Directed by Sidney Lumet and Joseph L. Mankiewicz, King: A Filmed Record…Montgomery to Memphis is a monumental documentary that follows Dr. Martin Luther King, Jr. from 1955 to 1968 as he rose from local activist to globally celebrated leader of the Civil Rights movement. The film pieces together a wealth of archival footage, including King’s speeches, protests, and arrests, as well as scenes of other key figures in the cause and testimonials from Hollywood stars including Harry Belafonte, James Earl Jones, and Paul Newman. A comprehensive account of Dr. King’s crusade, the film was added to the Library of Congress’s National Film Registry in 1999 as a cinematic national treasure to be preserved for its historical significance. In 1971, it was nominated for an Academy Award for Best Documentary Feature. 

 

Sembene! (2015)

Sembene! tells the unbelievable true story of the father of African cinema. In 1952, Ousmane Sembene, a dock worker and fifth-grade dropout from Senegal, began chasing a seemingly impossible dream: to become the storyteller for a new Africa. Sembene! chronicles the life of the laborer-turned-novelist and filmmaker, who fought, against enormous odds, a 50-year battle to return African stories to Africans. Told through the experiences of and co-directed by the man who knew him best, colleague and Sembene biographer Samba Gadjigo, Sembene! uses rare archival footage and more than 100 hours of exclusive materials to illustrate the epic journey of an ordinary man who transformed himself into a fearless spokesperson for the marginalized and became a hero to millions. 

 

Jazz on a Summer’s Day (1959)

If you’ve ever wanted to see the greatest jazz legends of all time play on one stage, you’d either have to travel back in time or watch Bert Stern’s Jazz on a Summer’s Day.

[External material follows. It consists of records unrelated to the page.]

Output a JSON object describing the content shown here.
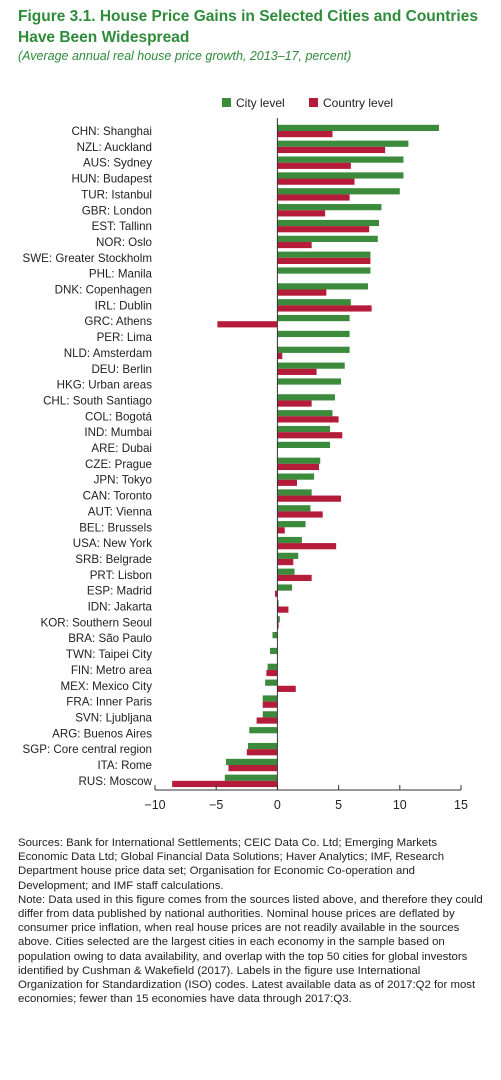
{
  "title": "Figure 3.1. House Price Gains in Selected Cities and Countries Have Been Widespread",
  "subtitle": "(Average annual real house price growth, 2013–17, percent)",
  "colors": {
    "city": "#3c8a3c",
    "country": "#b51c3a",
    "title": "#2e8b3a"
  },
  "chart_data": {
    "type": "bar",
    "orientation": "horizontal",
    "categories": [
      "CHN: Shanghai",
      "NZL: Auckland",
      "AUS: Sydney",
      "HUN: Budapest",
      "TUR: Istanbul",
      "GBR: London",
      "EST: Tallinn",
      "NOR: Oslo",
      "SWE: Greater Stockholm",
      "PHL: Manila",
      "DNK: Copenhagen",
      "IRL: Dublin",
      "GRC: Athens",
      "PER: Lima",
      "NLD: Amsterdam",
      "DEU: Berlin",
      "HKG: Urban areas",
      "CHL: South Santiago",
      "COL: Bogotá",
      "IND: Mumbai",
      "ARE: Dubai",
      "CZE: Prague",
      "JPN: Tokyo",
      "CAN: Toronto",
      "AUT: Vienna",
      "BEL: Brussels",
      "USA: New York",
      "SRB: Belgrade",
      "PRT: Lisbon",
      "ESP: Madrid",
      "IDN: Jakarta",
      "KOR: Southern Seoul",
      "BRA: São Paulo",
      "TWN: Taipei City",
      "FIN: Metro area",
      "MEX: Mexico City",
      "FRA: Inner Paris",
      "SVN: Ljubljana",
      "ARG: Buenos Aires",
      "SGP: Core central region",
      "ITA: Rome",
      "RUS: Moscow"
    ],
    "series": [
      {
        "name": "City level",
        "values": [
          13.2,
          10.7,
          10.3,
          10.3,
          10.0,
          8.5,
          8.3,
          8.2,
          7.6,
          7.6,
          7.4,
          6.0,
          5.9,
          5.9,
          5.9,
          5.5,
          5.2,
          4.7,
          4.5,
          4.3,
          4.3,
          3.5,
          3.0,
          2.8,
          2.7,
          2.3,
          2.0,
          1.7,
          1.4,
          1.2,
          0.1,
          0.2,
          -0.4,
          -0.6,
          -0.8,
          -1.0,
          -1.2,
          -1.2,
          -2.3,
          -2.4,
          -4.2,
          -4.3
        ]
      },
      {
        "name": "Country level",
        "values": [
          4.5,
          8.8,
          6.0,
          6.3,
          5.9,
          3.9,
          7.5,
          2.8,
          7.6,
          0.0,
          4.0,
          7.7,
          -4.9,
          0.0,
          0.4,
          3.2,
          0.0,
          2.8,
          5.0,
          5.3,
          0.0,
          3.4,
          1.6,
          5.2,
          3.7,
          0.6,
          4.8,
          1.3,
          2.8,
          -0.2,
          0.9,
          0.1,
          0.0,
          0.0,
          -0.9,
          1.5,
          -1.2,
          -1.7,
          0.0,
          -2.5,
          -4.0,
          -8.6
        ]
      }
    ],
    "xlim": [
      -10,
      15
    ],
    "xticks": [
      "−10",
      "−5",
      "0",
      "5",
      "10",
      "15"
    ],
    "xtick_values": [
      -10,
      -5,
      0,
      5,
      10,
      15
    ],
    "legend_position": "top-right",
    "grid": false
  },
  "notes": {
    "sources": "Sources: Bank for International Settlements; CEIC Data Co. Ltd; Emerging Markets Economic Data Ltd; Global Financial Data Solutions; Haver Analytics; IMF, Research Department house price data set; Organisation for Economic Co-operation and Development; and IMF staff calculations.",
    "note": "Note: Data used in this figure comes from the sources listed above, and therefore they could differ from data published by national authorities. Nominal house prices are deflated by consumer price inflation, when real house prices are not readily available in the sources above. Cities selected are the largest cities in each economy in the sample based on population owing to data availability, and overlap with the top 50 cities for global investors identified by Cushman & Wakefield (2017). Labels in the figure use International Organization for Standardization (ISO) codes. Latest available data as of 2017:Q2 for most economies; fewer than 15 economies have data through 2017:Q3."
  }
}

Filmed at the 1968 Newport Jazz Festival in Rhode Island, the documentary features performances by jazz giants Louis Armstrong, Thelonious Monk, and Dinah Washington, as well as rock and roll pioneer Chuck Berry and gospel queen Mahalia Jackson, who closed out the festival with a goosebump-inducing rendition of “The Lord’s Prayer.” In 1999, the film was added to the Library of Congress’s National Film Registry to be preserved for its historical significance.  

 

Slam (1998)

Slam follows Ray (Saul Williams), a young Black poet living in Washington, D.C. who is arrested and imprisoned for a petty marijuana charge. In prison, Ray meets writing teacher Lauren (The Wire’s Sonja Sohn) who inspires him to use the power of creative expression to fight for his freedom and avoid becoming another victim of the racist criminal justice system. When Ray gets out, he finds Lauren and enters her world of poetry slams, and it’s here where the film shines due to Williams’ raw, entrancing talent. In real life, Williams is a powerhouse multihyphenate—writer, musician, actor, director, and more—and one of the most prominent figures in the history of slam poetry. In 1996, he was named a Grand Slam Champion and helped lead the Nuyorican Poets slam team to the National Poetry Slam finals, which became the subject of the documentary SlamNation. Slam won the Grand Jury Prize at the 1998 Sundance Film Festival and the Caméra d’Or at the 1998 Cannes Film Festival.  

 

When the Beat Drops (2018)

As voguing exploded out of the ballroom scene of NYC, a new form of dance was striking a pose in the Deep South: bucking. The feature debut by director Jamal Sims, famed choreographer and filmmaker who has worked with the likes of Madonna, Jennifer Lopez, and RuPaul, When the Beat Drops explores this electric and subversive underground dance scene and its captivating artistry and flair. The film follows the warm-hearted and fierce queer Black performers who make up one of the leading bucking groups in Atlanta as they train for their biggest competition yet. Some are corporate workers, some are teachers, and they all face the risk of losing their jobs and families just by competing in this dance scene. But as one of the dancers puts it, “When the beat drops, my mission is to take over the world.” If dance is a “super power,” as Sims calls it, then his film proves what that power can do to transform lives and elevate communities.